If you are celebrating Mother’s Day by doing dirty dishes, read this…




This year, I’m celebrating Mother’s Day by doing dishes.
Celebration.
My daughter’s end of the year school program was beautiful this weekend. The headmaster beautifully called the evening a celebration, not a performance. A chance for these children to share in the joy of all they have learned and memorized.
And so, doing dishes is likewise a celebration of what we have learned, what we are able to do, and the heart attitude that is cultivated in us as women as we do dishes. Dishes is a celebration of womanhood, life and provision!
Last year at this time, I had no strength to do dishes. My health was too depleted. I was stripped of the ability to serve my family in the most basic ways. Even too weak and discouraged to pray many days.
So let me tell you today. Very blessed women get to do dishes! That means they have strength and food and mouths to feed! I didn’t have to do dishes. But I’m so pleased I am able! Please do not take your strength for granted.
Before you start thinking I am one of those people who enjoy doing dishes, let me be very clear. I am not. It is, ironically, my very least favorite chore. I often think it is even grosser than cleaning toilets or picking up dog poop. At least you get sunshine and fresh air when cleaning up the poopy yard. That’s just me.
And if you are celebrating your Mother’s Day by doing dishes too, let me help you see the beauty in this. (Because if you are anything like me, I’m too often tempted to put on my pity-party pants instead of my party dress.)
Let us remember our moms, who taught us to do dishes. And our grandmas, who taught them to do dishes. Dishes is what very blessed women get to do!
If you are the one doing dishes and cooking the breakfast and doing the laundry today, then please do not forget… that IS celebrating! It’s a celebration that:
- You have strength to do dishes!
- Dried up pasta in cereal bowls is beautiful evidence that…You have dishes! Maybe even beautiful ones. And you have the gift to be able to satisfy your children’s hunger with good things!
- A few neglected loads of laundry that suddenly have to be cleaned on Mother’s Day before work and school tomorrow is proof that… you have a family! And a job! And clothes! And you have strength to carry the load, in the literal and metaphorical sense.
- These chores are also evidence that you have clean running water and electricity. And that you have the Living Water and the Power of the Holy Spirit. And we don’t want to take any of those things for granted.
- You have a family! (and isn’t that really all you ever wanted? Even since you were a little girl?)
- And the fact that you are even here, is proof you have a mom who decided to endure the pain of pregnancy and labor in order to give you the chance of life.

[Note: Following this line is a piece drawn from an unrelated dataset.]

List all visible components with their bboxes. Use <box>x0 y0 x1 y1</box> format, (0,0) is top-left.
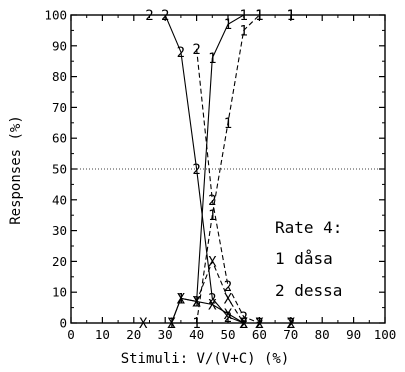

Back to my daughter’s school… in the classical model of education, they teach a concept that I fully believe to be true. That teaching a child math is much more than learning math. Math just becomes the tool we use to teach them how to learn a new subject. So that later in life, when approached with anything new they need to learn, they have developed the tools needed to learn. Math mastery itself is not the end goal. It is the vehicle to teach them how to master learning something new. Math also becomes the vehicle to teach them the character and tenacity needed to work hard and persevere later in relationships, projects, etc.
Stay with me here. Dishes, likewise, is not our end goal as women. And a clean kitchen surface is not our crowning glory. (Thank goodness!!!) But, if our subject matter is dishes, then it becomes the tools that helps us learn daily disciplines and God-honoring, servant-hearted attitudes. Dishes becomes the means to the end goal, which is a heart whose posture is bent towards love, service, and gratitude.
This message applies to you whether you are a mom or long to be, whether you have a family or long for one, whether your mom is still in your life or not. Because I know for many, Mother’s Day ushers in more of a sense of grief than celebration.
Whether you are grieving, feeling taken for granted, or enjoying this season, know the Lord has not forgotten you…
So as you do dishes this week, do not forget the Lord either. Tell Him thank you for all that He is for you, all that He provides for you, and all that He is cultivating in you.
And if this resonates with you, do please share it. My gut tells me there’s a lot of mamas out there doing dishes tonight, possibly after a big beautiful meal cooked in their honor. ; )
Peace be with you. Happy Mother’s Day!